Making a rare appearance from US shores, the iconic STP Lotus gas turbine Indy car from 1968 is due to take centre stage at the 2011 Goodwood Festival of Speed, with former STP driver Parnelli Jones set to steer the four-wheel drive racer up the famous hill.
With Goodwood’s 2011 theme 'Racing Revolutions – Quantum leaps that shaped motor sport', the Lotus type 56 developed by Colin Chapman and run in the 1968 Indy 500 typifies an era of ingenuity and endeavour that helped shape the face of future motorsport, and herald a period of rapid progression in engineering.
Following ‘Mr STP’, Andy Granatelli’s own turbine Indy car – codenamed ‘Silent Sam’ – that retired just four laps from victory of the1967 Indy 500 at the hands of Parnelli Jones, three Lotus cars were entered in the infamous 500 mile race by Chapman, in STP colours, in 1968.
Driven by turbine ‘veteran’ Graham Hill, Art Pollard and Joe Leonard, it was former motorcycle racer Leonard who blasted to pole-position with a record speed of 171.559mph, ahead of Hill’s 171.208mph in second place and Art Pollard in 11th place.

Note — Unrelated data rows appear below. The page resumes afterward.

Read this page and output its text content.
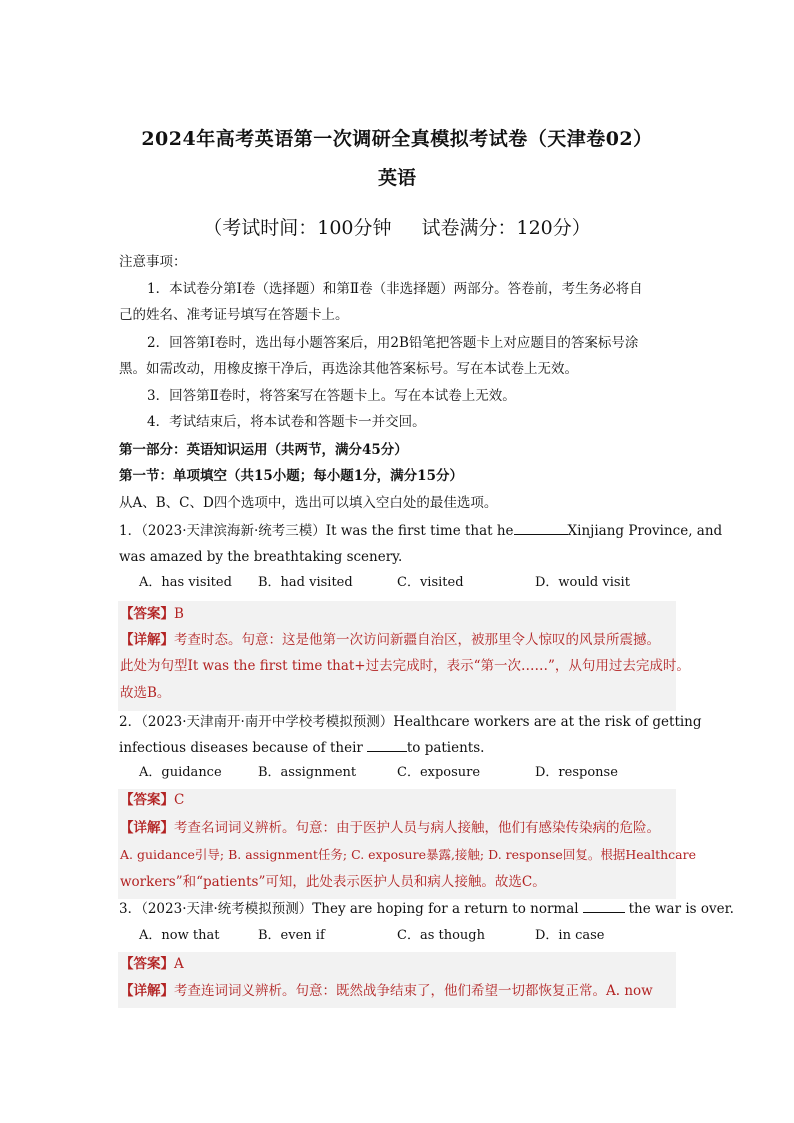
2024年高考英语第一次调研全真模拟考试卷（天津卷02）
英语
（考试时间：100分钟 试卷满分：120分）
注意事项：
1．本试卷分第Ⅰ卷（选择题）和第Ⅱ卷（非选择题）两部分。答卷前，考生务必将自
己的姓名、准考证号填写在答题卡上。
2．回答第Ⅰ卷时，选出每小题答案后，用2B铅笔把答题卡上对应题目的答案标号涂
黑。如需改动，用橡皮擦干净后，再选涂其他答案标号。写在本试卷上无效。
3．回答第Ⅱ卷时，将答案写在答题卡上。写在本试卷上无效。
4．考试结束后，将本试卷和答题卡一并交回。
第一部分：英语知识运用（共两节，满分45分）
第一节：单项填空（共15小题；每小题1分，满分15分）
从A、B、C、D四个选项中，选出可以填入空白处的最佳选项。
1．（2023·天津滨海新·统考三模）It was the first time that he	Xinjiang Province, and
was amazed by the breathtaking scenery.
A．has visited B．had visited	C．visited	D．would visit
【答案】B
【详解】考查时态。句意：这是他第一次访问新疆自治区，被那里令人惊叹的风景所震撼。
此处为句型It was the first time that+过去完成时，表示“第一次……”，从句用过去完成时。
故选B。
2．（2023·天津南开·南开中学校考模拟预测）Healthcare workers are at the risk of getting
infectious diseases because of their	to patients.
A．guidance	B．assignment	C．exposure	D．response
【答案】C
【详解】考查名词词义辨析。句意：由于医护人员与病人接触，他们有感染传染病的危险。
A. guidance引导; B. assignment任务; C. exposure暴露,接触; D. response回复。根据Healthcare
workers”和“patients”可知，此处表示医护人员和病人接触。故选C。
3．（2023·天津·统考模拟预测）They are hoping for a return to normal	the war is over.
A．now that	B．even if	C．as though	D．in case
【答案】A
【详解】考查连词词义辨析。句意：既然战争结束了，他们希望一切都恢复正常。A. now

Despite a storming performance, all three cars would retire from the race however, Leonard from the lead, just 10 laps from victory. Sadly, the public weren’t to be treated to further sights of the revolutionary technology, as The United States Auto Club (USAC) banned turbine cars and four-wheel drive shortly after, but the status of the STP Lotus gas turbine cars remains legendary and typifies the innovation in design for which Lotus remains famous.
Designed by Maurice Philippe, the wedge shape was testament to the growing realization of the importance of managing aerodynamic lift/downforce, whilst the four-wheel drive system honed by Ferguson (of Massey-Ferguson fame) was considered to be ideally suited to the peculiar demands of oval racing.
Gas turbine power via a Pratt & Whitney engine (designed primarily for helicopters) offered significant advantages in terms of power and reliability – developing over 500 bhp and 1560 Nm of torque – especially for oval racing where cars needed to maintain very high speeds over long distances. Colin Chapman’s son, Clive, concludes: “Amongst its competitors the STP Lotus type 56 looked years ahead; and it was! My father learnt a lot from Andy Granatelli about the commercial and promotional aspects of motor racing which would not go to waste.”
STP’s own heritage is steeped in stories of spirited endeavour and a succession of racing firsts, with Granatelli overseeing a successful era from 1963 to 1974 that saw STP debut in land speed record bids, win the Indy 500 and Daytona 500, and embark on a relationship with legend of NASCAR, Richard Petty, which would become the longest continual sponsorship in motorsport.
The rich legacy of record-breaking and motorsport involvement that sees STP positioned at the forefront continues unabated today, as the Bloodhound SSC World Land Speed record project attempts to break the 1000mph barrier, with STP alongside as a founder sponsor, in 2013.